The Supreme Court rejected her view 9-0. Nine to Zero. And the Court held that “It is impermissible for the government to contradict a church’s determination of who can act as its minister.”

Do my colleagues really believe mainstream America thinks churches shouldn’t be allowed to choose their own ministers? I could go on, but you get the picture.

The point is this: Any vote to change the Senate rules is a vote to remove one of the last meaningful checks on the President, and that vote would put these views on this important court. So I ask again, why would the other side do this?

It is nothing short of a complete and total power grab. It is the type of thing we’ve seen again and again out of this Administration and their Senate allies. And you can sum it up this way: Do whatever it takes.

You can’t get ObamaCare passed with Republican support? Do whatever it takes: Pass it at 7 a.m. on Christmas Eve with just Democrat votes.

You can’t get all of your side to support ObamaCare? Do whatever it takes: Resort to the “cornhusker kickback.” [the alleged means by which the White House secured the vote of an opposing pro-life Democratic Senator from Nebraska, who has since retired]

You lose your 60th Senate vote on ObamaCare due to a special election? Do whatever it takes: Ram it through anyway using reconciliation.

The American people don’t want to be taxed for not buying health care? Do whatever it takes: Tell the American people it isn’t a tax, and then argue in court that it is.

The American people want to keep their health care? Do whatever it takes: Promise them “If you like your health care you can keep it,” then issue regulations making it impossible.

Your Big Labor allies want out from under ObamaCare? Do whatever it takes: Consider issuing them a waiver from the reinsurance tax.

You can’t find consensus nominees for the National Labor Relations Board? Do whatever it takes: Recess-appoint them when the Senate isn’t even in recess.

You can’t convince Congress to adopt your gun control agenda? Do whatever it takes: Issue some Executive Orders.

You can’t convince moderate Democrats to support Cap-and-Trade fee increases? Do whatever it takes: Do the same thing through EPA regulation.

Frustrated that conservative groups’ political speech is protected under the First Amendment? Do whatever it takes: Use the IRS to harass and intimidate those same conservative groups.

Frustrated when the court stands up for religious freedom and issues a check on the ObamaCare contraception mandate? Do whatever it takes: Stack the DC Circuit in your favor.

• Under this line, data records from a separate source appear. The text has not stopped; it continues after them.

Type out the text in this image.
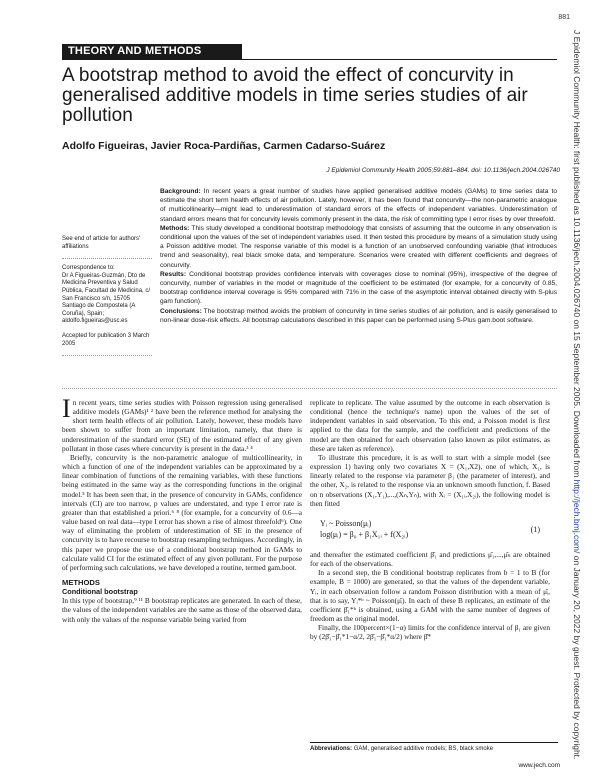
881
THEORY AND METHODS
A bootstrap method to avoid the effect of concurvity in generalised additive models in time series studies of air pollution
Adolfo Figueiras, Javier Roca-Pardiñas, Carmen Cadarso-Suárez
J Epidemiol Community Health 2005;59:881–884. doi: 10.1136/jech.2004.026740

Background: In recent years a great number of studies have applied generalised additive models (GAMs) to time series data to estimate the short term health effects of air pollution. Lately, however, it has been found that concurvity—the non-parametric analogue of multicollinearity—might lead to underestimation of standard errors of the effects of independent variables. Underestimation of standard errors means that for concurvity levels commonly present in the data, the risk of committing type I error rises by over threefold.

Methods: This study developed a conditional bootstrap methodology that consists of assuming that the outcome in any observation is conditional upon the values of the set of independent variables used. It then tested this procedure by means of a simulation study using a Poisson additive model. The response variable of this model is a function of an unobserved confounding variable (that introduces trend and seasonality), real black smoke data, and temperature. Scenarios were created with different coefficients and degrees of concurvity.

Results: Conditional bootstrap provides confidence intervals with coverages close to nominal (95%), irrespective of the degree of concurvity, number of variables in the model or magnitude of the coefficient to be estimated (for example, for a concurvity of 0.85, bootstrap confidence interval coverage is 95% compared with 71% in the case of the asymptotic interval obtained directly with S-plus gam function).

Conclusions: The bootstrap method avoids the problem of concurvity in time series studies of air pollution, and is easily generalised to non-linear dose-risk effects. All bootstrap calculations described in this paper can be performed using S-Plus gam.boot software.

See end of article for authors' affiliations

Correspondence to:
Dr A Figueiras-Guzmán, Dto de Medicina Preventiva y Salud Pública, Facultad de Medicina, c/ San Francisco s/n, 15705 Santiago de Compostela (A Coruña), Spain; aldolfo.figueiras@usc.es

Accepted for publication 3 March 2005

In recent years, time series studies with Poisson regression using generalised additive models (GAMs)¹ ² have been the reference method for analysing the short term health effects of air pollution. Lately, however, these models have been shown to suffer from an important limitation, namely, that there is underestimation of the standard error (SE) of the estimated effect of any given pollutant in those cases where concurvity is present in the data.³ ⁴

Briefly, concurvity is the non-parametric analogue of multicollinearity, in which a function of one of the independent variables can be approximated by a linear combination of functions of the remaining variables, with these functions being estimated in the same way as the corresponding functions in the original model.⁵ It has been seen that, in the presence of concurvity in GAMs, confidence intervals (CI) are too narrow, p values are understated, and type I error rate is greater than that established a priori.⁶ ⁸ (for example, for a concurvity of 0.6—a value based on real data—type I error has shown a rise of almost threefold⁶). One way of eliminating the problem of underestimation of SE in the presence of concurvity is to have recourse to bootstrap resampling techniques. Accordingly, in this paper we propose the use of a conditional bootstrap method in GAMs to calculate valid CI for the estimated effect of any given pollutant. For the purpose of performing such calculations, we have developed a routine, termed gam.boot.

METHODS
Conditional bootstrap

In this type of bootstrap,⁹ ¹¹ B bootstrap replicates are generated. In each of these, the values of the independent variables are the same as those of the observed data, with only the values of the response variable being varied from

replicate to replicate. The value assumed by the outcome in each observation is conditional (hence the technique's name) upon the values of the set of independent variables in said observation. To this end, a Poisson model is first applied to the data for the sample, and the coefficient and predictions of the model are then obtained for each observation (also known as pilot estimates, as these are taken as reference).

To illustrate this procedure, it is as well to start with a simple model (see expression 1) having only two covariates X = (X₁,X2), one of which, X₁, is linearly related to the response via parameter β₁ (the parameter of interest), and the other, X₂, is related to the response via an unknown smooth function, f. Based on n observations (X₁,Y₁),...,(Xₙ,Yₙ), with Xᵢ = (X₁ᵢ,X₂ᵢ), the following model is then fitted

Yᵢ ~ Poisson(μᵢ)
log(μᵢ) = β₀ + β₁X₁ᵢ + f(X₂ᵢ)
(1)

and thereafter the estimated coefficient β̂₁ and predictions μ̂₁,...,μ̂ₙ are obtained for each of the observations.

In a second step, the B conditional bootstrap replicates from b = 1 to B (for example, B = 1000) are generated, so that the values of the dependent variable, Yᵢ, in each observation follow a random Poisson distribution with a mean of μ̂ᵢ, that is to say, Yᵢ*ᵇ ~ Poisson(μ̂ᵢ). In each of these B replicates, an estimate of the coefficient β̂₁*ᵇ is obtained, using a GAM with the same number of degrees of freedom as the original model.

Finally, the 100percent×(1−α) limits for the confidence interval of β₁ are given by (2β̂₁−β̂₁*1−α/2, 2β̂₁−β̂₁*α/2) where β̂*

Abbreviations: GAM, generalised additive models; BS, black smoke
www.jech.com
J Epidemiol Community Health: first published as 10.1136/jech.2004.026740 on 15 September 2005. Downloaded from http://jech.bmj.com/ on January 20, 2022 by guest. Protected by copyright.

Frustrated when the court curbs your power on recess appointments? Do whatever it takes: Stack the DC Circuit in your favor.

Worried EPA’s regulations on Cap-and-Trade fee increases might get challenged in court? Do whatever it takes: Stack the DC Circuit in your favor.

Frustrated because Senate Republicans have the nerve to hold you to the same standard you established during the last Administration? Do whatever it takes. Change the rules of the United States Senate.

Mr. President, that’s what we have witnessed today. This is an absolute power grab. The Majority in the Senate and their allies in the Administration are willing to do whatever it takes to achieve their partisan agenda.

They know there will be additional challenges to ObamaCare. They know if they can stack the deck on the DC Circuit, they can remove one of the last remaining checks on Presidential power.

But make no mistake. My friends on the other side will have to answer this question: Why did you choose this moment to break the rules to change the rules? Why now?

Why, when we are witnessing the collapse of this massive effort to centrally plan one-sixth of this wonderful nation’s economy? Why, when millions of Americans are losing their health care? Why did you choose this moment to hand the keys to the kingdom over to the President?

Because the fact of the matter is this: Any vote to break the rules to change the rules is a vote to ensure ObamaCare remains intact. …

So the Majority has chosen to take us down this path; the silver lining is that there will come a day when the roles are reversed. When that happens, our side will likely nominate and confirm lower court and Supreme Court nominees with 51 votes, regardless of whether the Democrats actually buy into this fanciful notion that they can demolish the filibuster on lower court nominees and still preserve it for Supreme Court nominees.